Cette évacuation doit préparer le terrain, selon Israël, à une opération militaire terrestre. De nombreux pays, y compris les États-Unis, principal allié d’Israël, s’y opposent, de même que bon nombre d’organisations internationales, dont l’ONU.

Un « choix » difficile

En acceptant une proposition de trêve, le Hamas place l’État hébreu – et au premier chef son premier ministre – devant un dilemme cornélien, croit Marie-Joëlle Zahar, professeure de science politique à l’Université de Montréal.

Aujourd’hui, le Hamas a mis Nétanyahou devant un choix, celui de porter l’odieux de la guerre ou de sauver la coalition interne. […] Il ne semble pas y avoir de voie de sortie où il sera gagnant sur toute la ligne.

Marie-Joëlle Zahar, de l’Université de Montréal

Thomas Juneau, spécialiste du Moyen-Orient rattaché à l’Université d’Ottawa, est du même avis. Si la proposition est acceptée, dit-il, « ce sera difficile pour Nétanyahou de survivre politiquement ». La coalition au pouvoir est formée, entre autres, d’éléments nationalistes partisans de la ligne dure sur la question israélienne. Si ceux-ci devaient désavouer le premier ministre, « sa survie politique serait en péril ». « Il a dans sa coalition des acteurs d’extrême droite hautement intransigeants qui lui feront payer très chèrement » un quelconque signe de mollesse, abonde Mme Zahar.

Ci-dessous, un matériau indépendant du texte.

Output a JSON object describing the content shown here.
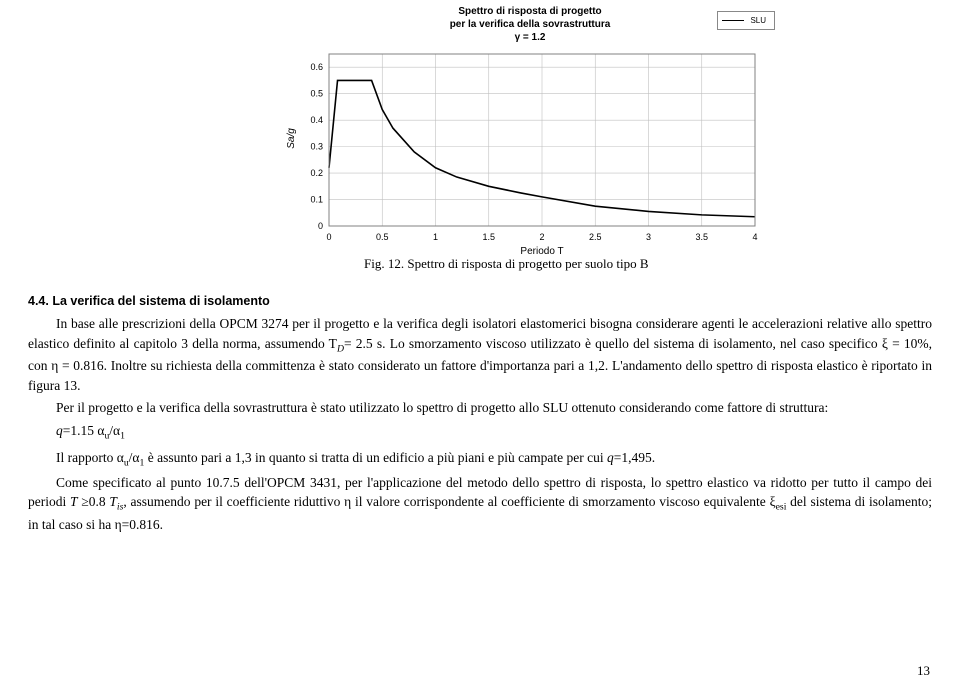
{
  "chart": {
    "title_line1": "Spettro di risposta di progetto",
    "title_line2": "per la verifica della sovrastruttura",
    "title_line3": "γ = 1.2",
    "legend_label": "SLU",
    "xlabel": "Periodo T",
    "ylabel": "Sa/g",
    "xlim": [
      0,
      4
    ],
    "ylim": [
      0,
      0.65
    ],
    "xticks": [
      0,
      0.5,
      1,
      1.5,
      2,
      2.5,
      3,
      3.5,
      4
    ],
    "yticks": [
      0,
      0.1,
      0.2,
      0.3,
      0.4,
      0.5,
      0.6
    ],
    "grid_color": "#c0c0c0",
    "axis_color": "#808080",
    "line_color": "#000000",
    "line_width": 1.6,
    "background_color": "#ffffff",
    "title_fontsize": 10,
    "tick_fontsize": 9,
    "series": [
      [
        0,
        0.22
      ],
      [
        0.08,
        0.55
      ],
      [
        0.15,
        0.55
      ],
      [
        0.4,
        0.55
      ],
      [
        0.5,
        0.44
      ],
      [
        0.6,
        0.37
      ],
      [
        0.8,
        0.28
      ],
      [
        1.0,
        0.22
      ],
      [
        1.2,
        0.185
      ],
      [
        1.5,
        0.15
      ],
      [
        1.8,
        0.125
      ],
      [
        2.0,
        0.11
      ],
      [
        2.5,
        0.075
      ],
      [
        3.0,
        0.055
      ],
      [
        3.5,
        0.042
      ],
      [
        4.0,
        0.035
      ]
    ]
  },
  "caption": "Fig. 12. Spettro di risposta di progetto per suolo tipo B",
  "section": {
    "heading": "4.4. La verifica del sistema di isolamento",
    "p1": "In base alle prescrizioni della OPCM 3274 per il progetto e la verifica degli isolatori elastomerici bisogna considerare agenti le accelerazioni relative allo spettro elastico definito al capitolo 3 della norma, assumendo T",
    "p1_sub": "D",
    "p1_cont": "= 2.5 s. Lo smorzamento viscoso utilizzato è quello del sistema di isolamento, nel caso specifico ξ = 10%, con η = 0.816. Inoltre su richiesta della committenza è stato considerato un fattore d'importanza pari a 1,2. L'andamento dello spettro di risposta elastico è riportato in figura 13.",
    "p2": "Per il progetto e la verifica della sovrastruttura è stato utilizzato lo spettro di progetto allo SLU ottenuto considerando come fattore di struttura:",
    "eq_q": "q",
    "eq_rest": "=1.15 α",
    "eq_sub1": "u",
    "eq_slash": "/α",
    "eq_sub2": "1",
    "p3a": "Il rapporto α",
    "p3a_sub1": "u",
    "p3a_mid": "/α",
    "p3a_sub2": "1",
    "p3a_cont": " è assunto pari a 1,3 in quanto si tratta di un edificio a più piani e più campate per cui ",
    "p3a_q": "q",
    "p3a_end": "=1,495.",
    "p4": "Come specificato al punto 10.7.5 dell'OPCM 3431, per l'applicazione del metodo dello spettro di risposta, lo spettro elastico va ridotto per tutto il campo dei periodi ",
    "p4_T": "T",
    "p4_ge": " ≥0.8 ",
    "p4_Tis": "T",
    "p4_Tis_sub": "is",
    "p4_cont": ", assumendo per il coefficiente riduttivo η il valore corrispondente al coefficiente di smorzamento viscoso equivalente ξ",
    "p4_xi_sub": "esi",
    "p4_end": " del sistema di isolamento; in tal caso si ha η=0.816."
  },
  "pagenum": "13"
}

M. Nétanyahou n’est pas pour autant le seul acteur à se trouver sous pression, avancent les deux observateurs. C’est également le cas du Hamas, pour qui le spectre d’une offensive à Rafah pourrait expliquer l’ouverture à une proposition de trêve.

« Loin des exigences »

Le bureau du premier ministre Benyamin Nétanyahou a affirmé que la proposition était « loin des exigences israéliennes », tout en ajoutant qu’il allait envoyer une délégation « auprès de la médiation pour épuiser les possibilités de parvenir à un accord ».

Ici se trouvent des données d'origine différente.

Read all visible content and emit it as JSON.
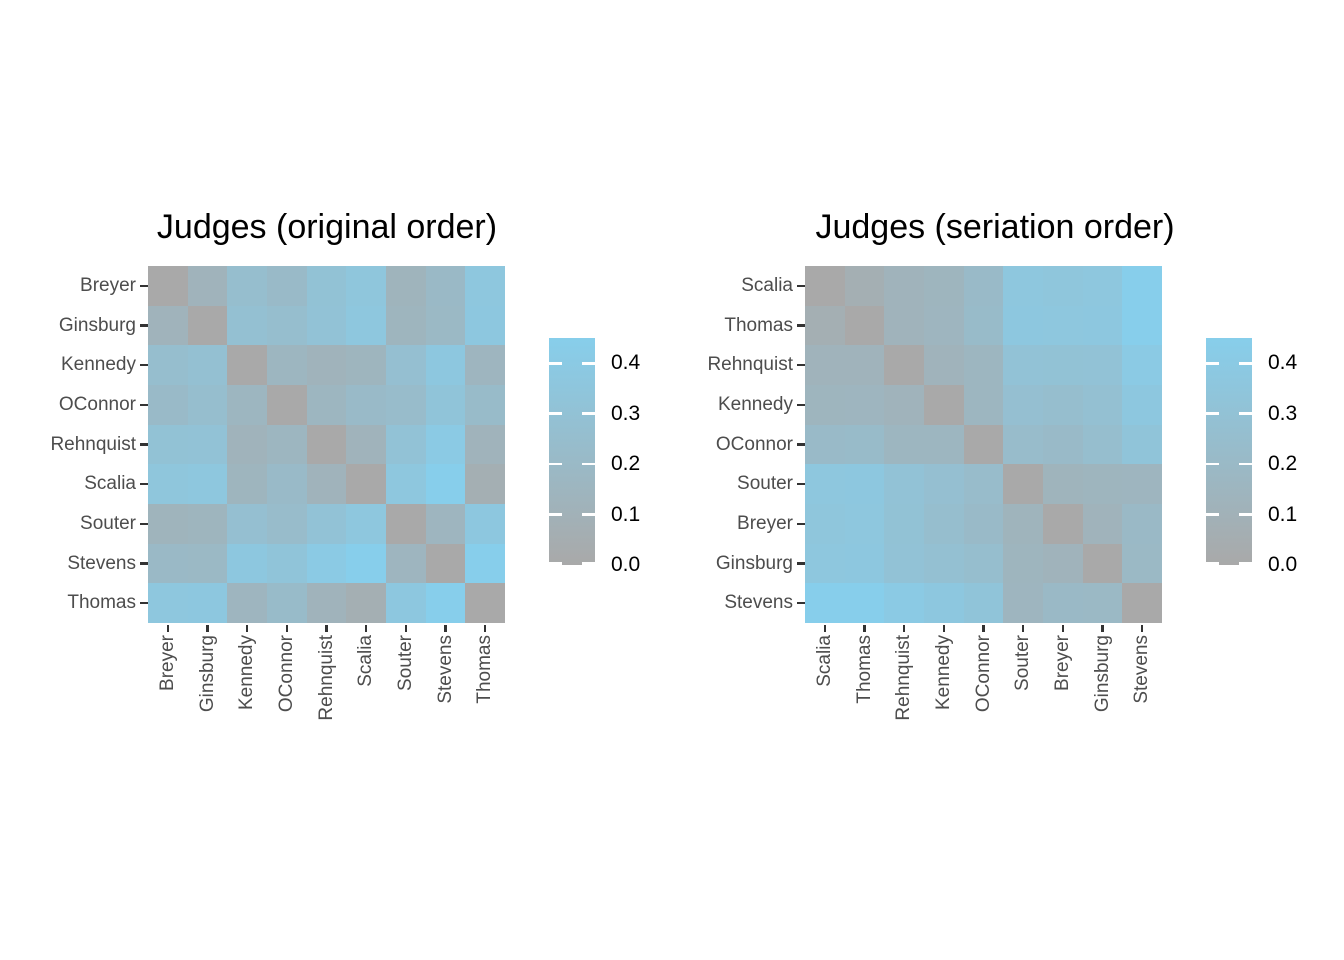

Selon un haut responsable du Hamas, Khalil al-Hayya, la proposition comprendrait trois phases, chacune d’une durée de 42 jours. Elle inclurait un retrait israélien complet de la bande de Gaza, le retour des déplacés et un échange d’otages israéliens toujours retenus dans la bande de Gaza et de prisonniers palestiniens détenus par Israël.

Même si bien peu d’information a filtré quant à la nature précise de la proposition, selon les experts interrogés par La Presse, celle-ci montrerait une certaine souplesse du Hamas, mais aussi un désir de renverser la responsabilité des négociations qui achoppent. Dans un premier temps, le Hamas « a accepté l’idée d’un cessez-le-feu qui n’est pas permanent », semble-t-il, ce qui était jusqu’à récemment exclu, constate Mme Zahar.

Ensuite, l’annonce du Hamas survient quelques jours seulement après que le secrétaire d’État américain, Antony Blinken, a estimé que le « seul obstacle entre le peuple de Gaza et un cessez-le-feu » était le Hamas. Sur ce point, « il vient de renverser la table », avance-t-elle.

Joie… et panique

En soirée, Rafah, où s’entassent plus d’un million de personnes, était le théâtre de scènes de joie et de tirs en l’air après l’annonce du Hamas sur une trêve.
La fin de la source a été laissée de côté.